The decline in commodity prices (gold, cocoa and oil), coupled with decreased production of all the major export commodities resulted in a low turnout in exports.
These were contained in the 2016 Budget presented to Parliament in Accra by Finance Minister Seth Terkper recently.
“The value of crude oil exports was estimated at $1,468.8 million for the period January to September, 2015 compared to $2,925.7 million recorded for the same period in 2014.
“The average realized price of oil decreased significantly by 48.8 percent to $54.9 per barrel while volume exported also decreased by 2.0 percent to 26.7 million barrels during the review period.”
Gold exports amounted to $2,445.2 million during the review period compared to $3,369.3 million in the corresponding period of 2014. The average realized price decreased by 8.2 percent to $1,181.6 per fine ounce while the volume exported decreased by 21.0 percent to 2.1 million fine ounces.

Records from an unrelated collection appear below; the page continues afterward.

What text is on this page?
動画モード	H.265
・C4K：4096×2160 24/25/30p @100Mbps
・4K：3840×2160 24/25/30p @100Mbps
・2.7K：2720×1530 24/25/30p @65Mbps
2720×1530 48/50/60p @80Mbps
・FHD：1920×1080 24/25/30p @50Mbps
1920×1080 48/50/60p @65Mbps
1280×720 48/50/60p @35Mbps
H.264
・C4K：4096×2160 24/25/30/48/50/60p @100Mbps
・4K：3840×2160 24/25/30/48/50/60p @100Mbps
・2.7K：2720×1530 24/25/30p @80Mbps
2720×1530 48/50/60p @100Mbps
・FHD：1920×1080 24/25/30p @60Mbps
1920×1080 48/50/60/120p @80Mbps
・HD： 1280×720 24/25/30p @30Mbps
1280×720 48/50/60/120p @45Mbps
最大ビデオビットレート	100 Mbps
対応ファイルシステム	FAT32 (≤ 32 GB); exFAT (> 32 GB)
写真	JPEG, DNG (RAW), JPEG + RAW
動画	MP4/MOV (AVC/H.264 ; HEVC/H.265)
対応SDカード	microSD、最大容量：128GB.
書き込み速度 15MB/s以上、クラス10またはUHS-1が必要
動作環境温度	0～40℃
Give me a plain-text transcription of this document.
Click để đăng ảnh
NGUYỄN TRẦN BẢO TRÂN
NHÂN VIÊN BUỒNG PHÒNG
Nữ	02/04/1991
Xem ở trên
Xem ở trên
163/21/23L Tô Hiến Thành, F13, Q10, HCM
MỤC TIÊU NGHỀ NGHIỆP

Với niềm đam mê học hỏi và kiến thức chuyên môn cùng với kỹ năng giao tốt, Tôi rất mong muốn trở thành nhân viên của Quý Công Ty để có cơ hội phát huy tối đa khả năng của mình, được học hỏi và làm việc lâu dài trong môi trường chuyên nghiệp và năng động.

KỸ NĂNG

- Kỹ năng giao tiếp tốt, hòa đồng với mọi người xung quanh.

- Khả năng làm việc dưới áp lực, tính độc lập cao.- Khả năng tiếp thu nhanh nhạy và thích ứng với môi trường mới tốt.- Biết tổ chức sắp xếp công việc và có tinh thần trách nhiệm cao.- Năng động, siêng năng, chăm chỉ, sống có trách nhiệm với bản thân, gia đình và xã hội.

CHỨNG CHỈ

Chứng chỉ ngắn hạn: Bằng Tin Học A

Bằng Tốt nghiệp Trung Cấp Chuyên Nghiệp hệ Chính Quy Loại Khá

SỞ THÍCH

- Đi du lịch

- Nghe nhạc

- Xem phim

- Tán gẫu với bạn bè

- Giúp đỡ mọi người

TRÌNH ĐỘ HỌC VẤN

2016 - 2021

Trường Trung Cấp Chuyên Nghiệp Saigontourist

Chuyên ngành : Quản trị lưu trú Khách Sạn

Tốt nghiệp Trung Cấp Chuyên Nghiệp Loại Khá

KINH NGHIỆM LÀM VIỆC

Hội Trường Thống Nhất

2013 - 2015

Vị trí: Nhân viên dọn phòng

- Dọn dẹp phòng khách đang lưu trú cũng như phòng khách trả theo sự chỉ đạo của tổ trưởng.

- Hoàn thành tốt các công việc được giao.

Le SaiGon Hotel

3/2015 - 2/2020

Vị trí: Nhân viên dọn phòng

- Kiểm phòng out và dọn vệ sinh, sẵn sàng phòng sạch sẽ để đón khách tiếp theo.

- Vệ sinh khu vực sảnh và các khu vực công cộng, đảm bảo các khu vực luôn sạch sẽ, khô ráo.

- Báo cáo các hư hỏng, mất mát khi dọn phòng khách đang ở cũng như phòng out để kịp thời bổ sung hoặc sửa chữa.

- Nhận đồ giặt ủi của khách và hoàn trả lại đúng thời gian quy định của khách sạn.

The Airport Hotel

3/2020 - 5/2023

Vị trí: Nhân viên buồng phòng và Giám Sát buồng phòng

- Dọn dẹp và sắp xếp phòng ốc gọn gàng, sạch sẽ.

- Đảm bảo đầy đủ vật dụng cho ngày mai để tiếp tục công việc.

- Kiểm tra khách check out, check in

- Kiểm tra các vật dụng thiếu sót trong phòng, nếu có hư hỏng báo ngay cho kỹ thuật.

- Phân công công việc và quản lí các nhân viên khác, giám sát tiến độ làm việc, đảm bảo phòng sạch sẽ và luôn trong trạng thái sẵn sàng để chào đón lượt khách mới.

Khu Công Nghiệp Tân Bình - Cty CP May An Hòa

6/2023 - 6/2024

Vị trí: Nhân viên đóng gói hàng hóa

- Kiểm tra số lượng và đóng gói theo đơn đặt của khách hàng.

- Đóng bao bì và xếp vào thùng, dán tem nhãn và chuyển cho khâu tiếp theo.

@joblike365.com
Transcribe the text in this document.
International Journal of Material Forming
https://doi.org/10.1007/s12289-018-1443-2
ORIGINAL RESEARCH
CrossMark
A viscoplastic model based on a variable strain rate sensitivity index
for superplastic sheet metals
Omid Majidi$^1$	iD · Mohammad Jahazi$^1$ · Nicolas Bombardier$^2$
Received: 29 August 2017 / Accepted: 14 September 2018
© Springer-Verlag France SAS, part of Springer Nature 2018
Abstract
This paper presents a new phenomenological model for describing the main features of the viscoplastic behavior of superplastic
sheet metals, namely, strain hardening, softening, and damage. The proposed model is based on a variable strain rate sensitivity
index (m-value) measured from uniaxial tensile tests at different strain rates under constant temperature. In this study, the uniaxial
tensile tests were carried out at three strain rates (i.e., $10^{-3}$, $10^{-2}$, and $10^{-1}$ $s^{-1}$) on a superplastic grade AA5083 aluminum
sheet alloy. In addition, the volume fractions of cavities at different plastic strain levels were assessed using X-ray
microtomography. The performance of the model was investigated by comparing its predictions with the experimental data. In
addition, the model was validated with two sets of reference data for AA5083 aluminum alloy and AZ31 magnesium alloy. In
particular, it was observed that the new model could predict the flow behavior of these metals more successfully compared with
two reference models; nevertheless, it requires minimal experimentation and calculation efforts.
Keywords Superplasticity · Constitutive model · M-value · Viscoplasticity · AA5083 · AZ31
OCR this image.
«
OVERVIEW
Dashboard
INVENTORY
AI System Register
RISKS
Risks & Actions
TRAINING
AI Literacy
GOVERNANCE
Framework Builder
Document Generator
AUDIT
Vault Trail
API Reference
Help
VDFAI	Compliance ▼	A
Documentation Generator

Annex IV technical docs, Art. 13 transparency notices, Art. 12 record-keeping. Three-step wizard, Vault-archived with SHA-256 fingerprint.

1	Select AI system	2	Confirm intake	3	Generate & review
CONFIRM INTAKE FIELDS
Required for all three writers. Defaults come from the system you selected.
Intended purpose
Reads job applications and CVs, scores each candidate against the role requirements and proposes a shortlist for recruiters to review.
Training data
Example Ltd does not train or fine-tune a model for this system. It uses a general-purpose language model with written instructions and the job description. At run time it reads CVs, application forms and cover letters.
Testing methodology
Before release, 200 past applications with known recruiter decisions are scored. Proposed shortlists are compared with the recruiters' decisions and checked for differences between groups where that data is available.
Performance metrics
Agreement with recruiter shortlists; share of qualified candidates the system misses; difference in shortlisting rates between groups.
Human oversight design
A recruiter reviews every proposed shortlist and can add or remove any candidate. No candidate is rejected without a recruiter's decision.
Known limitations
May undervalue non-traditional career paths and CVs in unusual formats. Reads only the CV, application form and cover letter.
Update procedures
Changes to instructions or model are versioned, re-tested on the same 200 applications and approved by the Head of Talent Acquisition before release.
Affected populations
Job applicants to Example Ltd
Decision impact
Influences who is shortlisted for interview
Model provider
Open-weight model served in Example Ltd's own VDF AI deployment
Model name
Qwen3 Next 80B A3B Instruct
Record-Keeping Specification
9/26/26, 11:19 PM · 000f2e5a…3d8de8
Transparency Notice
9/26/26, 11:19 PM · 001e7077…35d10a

Earnings from cocoa beans and products exports amounted to $1,921.7 million at end-September, 2015 almost equal to $1,921.7 realized in the same period in 2014.
Earnings from cocoa beans amounted to $1,340.4 million. The realized price of cocoa beans increased by 22.2 percent to settle at $2,990.9 per ton while volume exported decreased by 21.0 percent to 448,148.4 tonnes.
Total value of merchandise imports for the first nine months of 2015 amounted to $10,091.1 million, down by 6.3 percent ($682.5 million). The decline was due to a drop in the importation of oil and gas.
Total value of oil and gas imports amounted to $1,574.4 million compared to $2,702.5 million recorded for the same period in 2014 mainly on account of the decline in crude oil prices.
The total non-oil merchandised imports (including electricity) was provisionally estimated at $8,516.7 million for the review period compared to an outturn of $8,071.0 million recorded in the corresponding period in 2014. This rise in non-oil imports reflected in all the broad economic categories.
The provisional trade balance for the first nine months of 2015 showed a deficit of $2,340.3 million compared to a deficit of $710.7 million recorded during the same period in 2014. The declines in exports which outpaced the drop in imports led to the worsening deficit position.
The poor performance of exports was mainly as a result of the worsening commodity prices and lower export volumes of key export commodities.
By the end of 2015, it is expected that the country will register a trade deficit of $3,537.0 (9.8% of GDP) and a current account deficit of $2,927.0 (8.1 percent of GDP).
This will be financed from net capital and financial account inflows, leading to an overall balance of payments surplus of $57 million.